Autant parler du plus intéressant en premier, la partie visuelle et sonore :

Visuel : 9/10

 Les fans du premiers(et d'autres) boiront du petit lait, les décors sont magnifiques, d'un point de vue esthétique c'est vraiment du tout bon, alors après on aime ou pas le style mais il faut reconnaître qu'il y a de l'invention, cela dit le premier avait déjà très largement balisé l'ensemble, c'est un peu comme comparé un jeu 8 bits et de la 3D full hd.

Niveau son : 10/10

ça dépote sévère, les beats de Daft Punk collent parfaitement à l'ensemble et mettent bien la pêche à la mise en scène qui manque parfois d'inspiration, les bruitages sont bien trouvés aussi, rien à redire là dessus.

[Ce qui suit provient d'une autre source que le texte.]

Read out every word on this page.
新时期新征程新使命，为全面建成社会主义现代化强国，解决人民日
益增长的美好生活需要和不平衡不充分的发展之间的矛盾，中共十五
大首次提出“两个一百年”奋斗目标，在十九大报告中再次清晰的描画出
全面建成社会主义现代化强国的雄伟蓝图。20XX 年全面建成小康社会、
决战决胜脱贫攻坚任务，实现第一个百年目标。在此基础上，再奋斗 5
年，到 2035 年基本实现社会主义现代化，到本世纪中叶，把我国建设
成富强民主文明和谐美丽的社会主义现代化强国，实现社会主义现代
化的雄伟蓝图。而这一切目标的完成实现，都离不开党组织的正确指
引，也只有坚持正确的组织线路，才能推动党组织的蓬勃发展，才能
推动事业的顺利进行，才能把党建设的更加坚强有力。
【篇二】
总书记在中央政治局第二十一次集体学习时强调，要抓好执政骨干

Mise en scène justement : 7/10 .

Très classique, c'est du Disney, plans larges/gros plans etc..., ça emprunte des idées à droite à gauche, la course de moto et la fin sont un peu plus inspirée. C'est pas transcendant mais propre et bien fini, l'action est tout le temps lisible. C'est du bon blockbuster.

Scénario : 5/10

Si les dialogues avaient été un peu plus recherchés (ça frise même le ridicule à certains moments) peut être que ça aurait fait une bonne histoire, le point faible mais est-ce une surprise ? Tout n'est pas à jeter mais ça manque clairement d'ambition et surtout de clarté.

Acteurs/actrice : 6/10

le jeune personnage principal n'est pas crispant mais il n'est pas non plus charismatique, un peu fade, heureusement il y a Jeff Bridges mais on sent que le script est quand même pas trop adapté à la carrure d'un des meilleurs comédiens américain. L'actrice est  très mignonne même si son rôle est limité, les "méchants" sont plus intéressants (comme toujours :P) mais ça reste très conventionnel.

 

Bilan : un classique remis au goût du jour, le premier film n'étant pas à mes yeux un chef d'oeuvre mais plutôt une étape. celui là n''a pas l'avantage de l'originalité mais arrive quand même à rendre la même ambiance, des idées de scénario pas assez exploitées (ces "ISOS" entre autres) et un film de studio surfant allégrement sur la mode geek. Bon Public : 7/10. Fan de SF : 6/10.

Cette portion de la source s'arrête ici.